Einen rüderen Ton gewohnt

Der Entscheid, nach fünf Jahren das Ammann-Amt niederzulegen, sei ihm nicht leicht gefallen. «Vor allem, weil der aktuelle Gemeinderat mit drei neuen Mitgliedern sehr gut funktioniert.» Politischer Gegenwind oder der Umgang mit Wutbürgern hätten nichts mit seinem Rücktritt zu tun. Im letzten Sommer hatte der Entscheid des Gemeinderats, die Badi-Öffnungszeiten zu kürzen, für rote Köpfe gesorgt.
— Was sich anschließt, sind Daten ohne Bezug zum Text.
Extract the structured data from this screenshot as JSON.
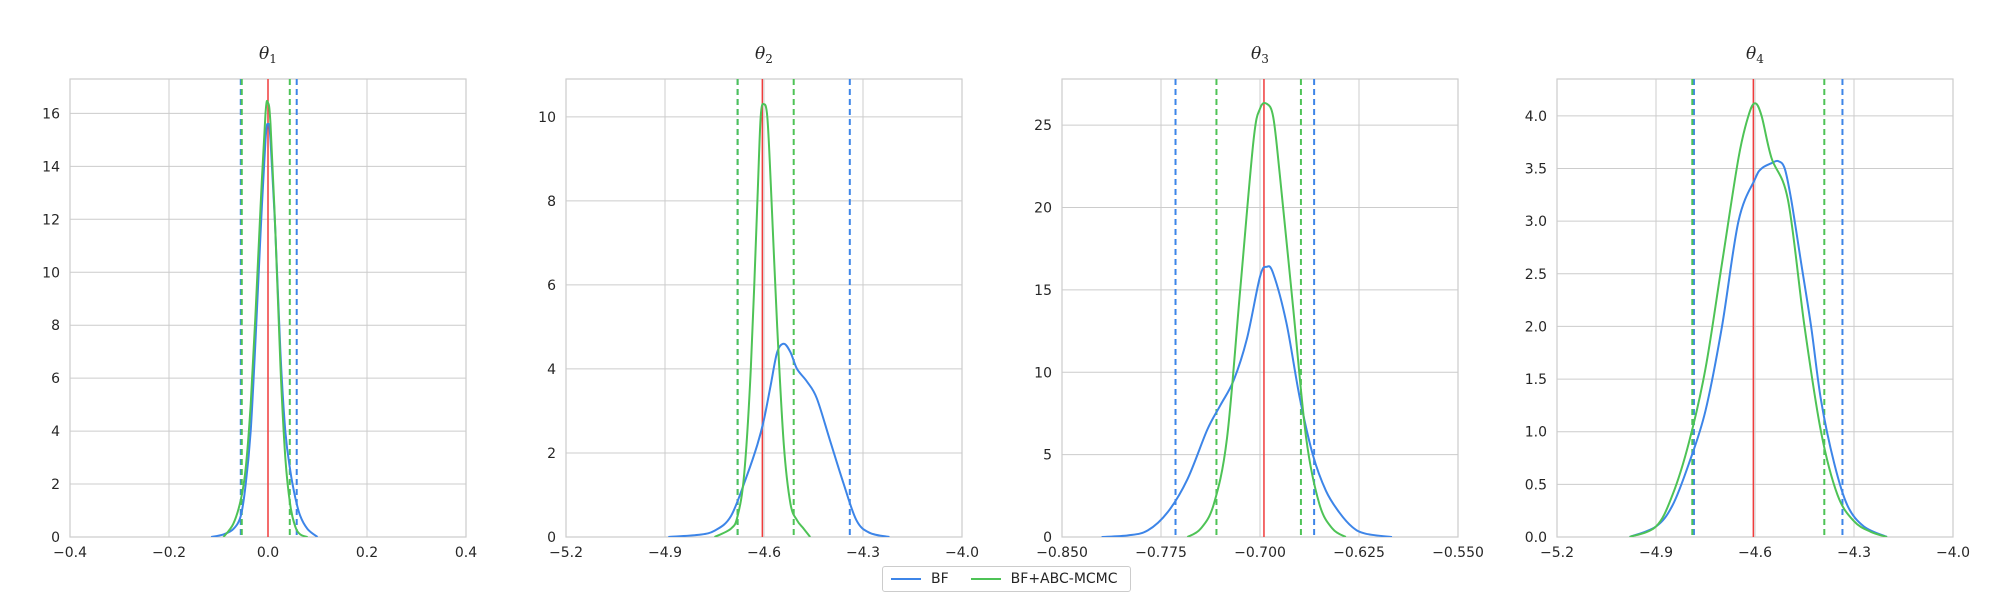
{
  "chart_data": [
    {
      "type": "line",
      "title": "θ",
      "title_sub": "1",
      "xlim": [
        -0.4,
        0.4
      ],
      "ylim": [
        0,
        17.3
      ],
      "xticks": [
        -0.4,
        -0.2,
        0.0,
        0.2,
        0.4
      ],
      "xtick_labels": [
        "−0.4",
        "−0.2",
        "0.0",
        "0.2",
        "0.4"
      ],
      "yticks": [
        0,
        2,
        4,
        6,
        8,
        10,
        12,
        14,
        16
      ],
      "ytick_labels": [
        "0",
        "2",
        "4",
        "6",
        "8",
        "10",
        "12",
        "14",
        "16"
      ],
      "true_value": 0.0,
      "series": [
        {
          "name": "BF",
          "color": "#3d85e8",
          "x": [
            -0.115,
            -0.09,
            -0.07,
            -0.055,
            -0.045,
            -0.035,
            -0.025,
            -0.015,
            -0.005,
            0.0,
            0.005,
            0.015,
            0.025,
            0.035,
            0.045,
            0.055,
            0.065,
            0.08,
            0.1
          ],
          "y": [
            0,
            0.1,
            0.3,
            0.8,
            2.0,
            4.0,
            7.5,
            11.5,
            15.0,
            15.6,
            15.0,
            11.5,
            7.0,
            4.0,
            2.5,
            1.5,
            0.8,
            0.3,
            0
          ],
          "ci": [
            -0.055,
            0.058
          ]
        },
        {
          "name": "BF+ABC-MCMC",
          "color": "#4ec356",
          "x": [
            -0.09,
            -0.07,
            -0.055,
            -0.045,
            -0.035,
            -0.025,
            -0.015,
            -0.005,
            0.0,
            0.005,
            0.015,
            0.025,
            0.035,
            0.045,
            0.055,
            0.065,
            0.08
          ],
          "y": [
            0,
            0.5,
            1.4,
            2.6,
            5.0,
            8.5,
            12.5,
            16.0,
            16.4,
            15.6,
            11.5,
            6.5,
            3.0,
            1.2,
            0.4,
            0.1,
            0
          ],
          "ci": [
            -0.053,
            0.044
          ]
        }
      ]
    },
    {
      "type": "line",
      "title": "θ",
      "title_sub": "2",
      "xlim": [
        -5.2,
        -4.0
      ],
      "ylim": [
        0,
        10.9
      ],
      "xticks": [
        -5.2,
        -4.9,
        -4.6,
        -4.3,
        -4.0
      ],
      "xtick_labels": [
        "−5.2",
        "−4.9",
        "−4.6",
        "−4.3",
        "−4.0"
      ],
      "yticks": [
        0,
        2,
        4,
        6,
        8,
        10
      ],
      "ytick_labels": [
        "0",
        "2",
        "4",
        "6",
        "8",
        "10"
      ],
      "true_value": -4.605,
      "series": [
        {
          "name": "BF",
          "color": "#3d85e8",
          "x": [
            -4.89,
            -4.8,
            -4.75,
            -4.7,
            -4.65,
            -4.62,
            -4.6,
            -4.58,
            -4.56,
            -4.54,
            -4.52,
            -4.5,
            -4.47,
            -4.44,
            -4.4,
            -4.36,
            -4.32,
            -4.28,
            -4.22
          ],
          "y": [
            0,
            0.05,
            0.15,
            0.5,
            1.5,
            2.2,
            2.8,
            3.6,
            4.4,
            4.6,
            4.4,
            4.0,
            3.7,
            3.3,
            2.3,
            1.3,
            0.4,
            0.1,
            0
          ],
          "ci": [
            -4.68,
            -4.34
          ]
        },
        {
          "name": "BF+ABC-MCMC",
          "color": "#4ec356",
          "x": [
            -4.75,
            -4.7,
            -4.68,
            -4.66,
            -4.64,
            -4.62,
            -4.61,
            -4.6,
            -4.59,
            -4.58,
            -4.56,
            -4.54,
            -4.52,
            -4.5,
            -4.48,
            -4.46
          ],
          "y": [
            0,
            0.2,
            0.5,
            1.5,
            4.0,
            8.0,
            10.0,
            10.3,
            10.0,
            8.5,
            5.0,
            2.2,
            0.8,
            0.4,
            0.2,
            0
          ],
          "ci": [
            -4.68,
            -4.51
          ]
        }
      ]
    },
    {
      "type": "line",
      "title": "θ",
      "title_sub": "3",
      "xlim": [
        -0.85,
        -0.55
      ],
      "ylim": [
        0,
        27.8
      ],
      "xticks": [
        -0.85,
        -0.775,
        -0.7,
        -0.625,
        -0.55
      ],
      "xtick_labels": [
        "−0.850",
        "−0.775",
        "−0.700",
        "−0.625",
        "−0.550"
      ],
      "yticks": [
        0,
        5,
        10,
        15,
        20,
        25
      ],
      "ytick_labels": [
        "0",
        "5",
        "10",
        "15",
        "20",
        "25"
      ],
      "true_value": -0.697,
      "series": [
        {
          "name": "BF",
          "color": "#3d85e8",
          "x": [
            -0.82,
            -0.8,
            -0.785,
            -0.77,
            -0.755,
            -0.74,
            -0.73,
            -0.72,
            -0.71,
            -0.7,
            -0.695,
            -0.69,
            -0.68,
            -0.67,
            -0.66,
            -0.65,
            -0.64,
            -0.63,
            -0.62,
            -0.6
          ],
          "y": [
            0,
            0.1,
            0.4,
            1.5,
            3.5,
            6.5,
            8.0,
            9.5,
            12.0,
            15.8,
            16.4,
            16.0,
            13.0,
            8.5,
            5.0,
            2.8,
            1.5,
            0.6,
            0.2,
            0
          ],
          "ci": [
            -0.764,
            -0.659
          ]
        },
        {
          "name": "BF+ABC-MCMC",
          "color": "#4ec356",
          "x": [
            -0.755,
            -0.745,
            -0.735,
            -0.725,
            -0.715,
            -0.705,
            -0.7,
            -0.695,
            -0.69,
            -0.685,
            -0.675,
            -0.665,
            -0.655,
            -0.645,
            -0.635
          ],
          "y": [
            0,
            0.5,
            2.0,
            6.0,
            15.0,
            24.0,
            26.0,
            26.3,
            25.5,
            22.0,
            14.0,
            6.0,
            2.0,
            0.5,
            0
          ],
          "ci": [
            -0.733,
            -0.669
          ]
        }
      ]
    },
    {
      "type": "line",
      "title": "θ",
      "title_sub": "4",
      "xlim": [
        -5.2,
        -4.0
      ],
      "ylim": [
        0,
        4.35
      ],
      "xticks": [
        -5.2,
        -4.9,
        -4.6,
        -4.3,
        -4.0
      ],
      "xtick_labels": [
        "−5.2",
        "−4.9",
        "−4.6",
        "−4.3",
        "−4.0"
      ],
      "yticks": [
        0,
        0.5,
        1.0,
        1.5,
        2.0,
        2.5,
        3.0,
        3.5,
        4.0
      ],
      "ytick_labels": [
        "0.0",
        "0.5",
        "1.0",
        "1.5",
        "2.0",
        "2.5",
        "3.0",
        "3.5",
        "4.0"
      ],
      "true_value": -4.605,
      "series": [
        {
          "name": "BF",
          "color": "#3d85e8",
          "x": [
            -4.98,
            -4.9,
            -4.85,
            -4.8,
            -4.75,
            -4.7,
            -4.65,
            -4.6,
            -4.58,
            -4.55,
            -4.53,
            -4.51,
            -4.49,
            -4.46,
            -4.43,
            -4.4,
            -4.36,
            -4.32,
            -4.27,
            -4.2
          ],
          "y": [
            0,
            0.1,
            0.3,
            0.7,
            1.2,
            2.0,
            3.0,
            3.4,
            3.5,
            3.55,
            3.57,
            3.5,
            3.2,
            2.6,
            2.0,
            1.3,
            0.7,
            0.3,
            0.1,
            0
          ],
          "ci": [
            -4.785,
            -4.335
          ]
        },
        {
          "name": "BF+ABC-MCMC",
          "color": "#4ec356",
          "x": [
            -4.98,
            -4.9,
            -4.85,
            -4.8,
            -4.75,
            -4.7,
            -4.65,
            -4.62,
            -4.6,
            -4.58,
            -4.55,
            -4.5,
            -4.45,
            -4.4,
            -4.35,
            -4.3,
            -4.25,
            -4.2
          ],
          "y": [
            0,
            0.1,
            0.4,
            0.9,
            1.6,
            2.6,
            3.6,
            4.0,
            4.12,
            4.0,
            3.6,
            3.2,
            2.0,
            1.0,
            0.4,
            0.15,
            0.05,
            0
          ],
          "ci": [
            -4.79,
            -4.39
          ]
        }
      ]
    }
  ],
  "legend": {
    "placement": "bottom-center",
    "items": [
      {
        "label": "BF",
        "color": "#3d85e8"
      },
      {
        "label": "BF+ABC-MCMC",
        "color": "#4ec356"
      }
    ]
  },
  "colors": {
    "true_value_line": "#f03c3c",
    "grid": "#cccccc",
    "axes_edge": "#cccccc"
  }
}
Nach heftiger Gegenwehr aus der Bevölkerung musste der Gemeinderat die Massnahme, mit der er das Betriebsdefizit der Anlage senken wollte, zurückziehen. «Es ist doch schön, zu sehen, dass sich die Leute engagieren», sagt Werder heute.

Vom Boxen her sei er sich ohnehin einen etwas rüderen Ton gewohnt. «Allerdings geht es im Boxen immer fair zu und her. In der Politik sind nicht alle Entscheide fair oder nachvollziehbar.» Als Gemeinderat hätten sie nach aussen immer eine geschlossene Meinung vertreten. Die regionale Zusammenarbeit sei allerdings nicht immer einfach gewesen. Werder nennt als Beispiel die gescheiterte Neugestaltung der Oberstufen-Schullandschaft im Aaretal.

Boxen und Politik: Die Parallelen

«In der Politik verläuft vieles im Sand», sagt Werder, «im Boxen erlebe ich mehr Fortschritte, sehe ich eine Perspektive.» Doch er habe auch viele Parallelen feststellen können. «Sowohl beim Boxen wie auch in der Politik gilt es, in stürmischen Zeiten Ruhe zu bewahren und Kritik nicht persönlich zu nehmen.»

Ein schlechtes Gewissen, weil er in der laufenden Amtszeit den Rücktritt angekündigt hat, plagt Werder nicht. Er habe vor viereinhalb Jahren das Amt ja auch nicht gesucht. Er habe sich, obwohl er erst ein Jahr in der Gemeinde wohnte, zur Verfügung gestellt, weil dringend ein Ammann benötigt wurde.

Werder ist optimistisch, dass ein Nachfolger gefunden wird. Die Anmeldefrist läuft bis zum 12. Oktober. Die Wahlen finden am 25. November statt. «Es wäre schön, wenn einer der Bisherigen als Ammann kandidieren und sich ein Kandidat für den Gemeinderat finden würde», sagt Werder. Ring frei für den nächsten Wahlgang.